1141. Microsurgical Treatment of Cerebral Aneurysms after prior Endovascular Therapy: Single Center Series and Systematic Review
Authors: Anil Kumar Roy, MD; Lucas Phillip, MD; Brian Howard, MD; Charles Cawley, MD; Jonathan Grossberg, MD; Daniel Barrow, MD (Atlanta, GA)
Introduction: Since its introduction in the early 90s, endovascular treatment of cerebral aneurysms has had a steady upward trend and is currently the primary mode of treatment for most intracranial aneurysms. Concurrently, the need for retreatment of aneurysms after prior endovascular treatment has continued to grow, some of which can only be treated with microsurgical techniques. The factors that dictate outcomes in this group of patients are incompletely understood. Methods: The senior author’s records since 2002 were retrospectively reviewed for aneurysms treated after prior endovascular treatment. Demographics, treatment details and imaging were reviewed for all patients. A systematic review of the literature on microsurgical treatment of aneurysms previously treated by endovascular therapy was also conducted. Results: A total of 91 patients were identified from the review. Mean age at the time of initial treatment was 49 ± 12.68 years. Most patients initially presented with subarachnoid hemorrhage prior to initial endovascular treatment, with only 11 (12%) patients presenting with incidentally discovered lesions. mRS at discharge after initial treatment was good (0-3) in 81.4% of cases. Functional outcomes at the last known follow-up revealed a mRS of 0-3 in 74 (81.3%) patients. Only aneurysm neck size was found to be a significant predictor of surgical complications (Wald χ 2 =10.79, p=0.0010) with an odds ratio of 2.32 (95% CI: 1.40 , 3.83) for a 2mm increase in neck size. Systematic review identified 37 studies that were used to pool data on 370 total patients.
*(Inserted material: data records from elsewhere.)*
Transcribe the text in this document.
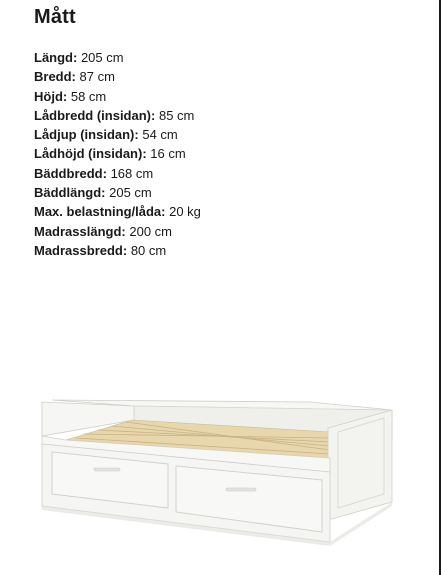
Mått
Längd: 205 cm
Bredd: 87 cm
Höjd: 58 cm
Lådbredd (insidan): 85 cm
Lådjup (insidan): 54 cm
Lådhöjd (insidan): 16 cm
Bäddbredd: 168 cm
Bäddlängd: 205 cm
Max. belastning/låda: 20 kg
Madrasslängd: 200 cm
Madrassbredd: 80 cm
Although type of surgery was identified as a predictor of poor outcomes this was significantly confounded by Hunt and Hess grade in the systematic review. Conclusion: Favorable outcomes can be obtained even for highly complex cerebral aneurysms that have failed endovascular treatment at high volume cerebrovascular centers. Initial presentation grade and aneurysm size are important predictors of final outcomes.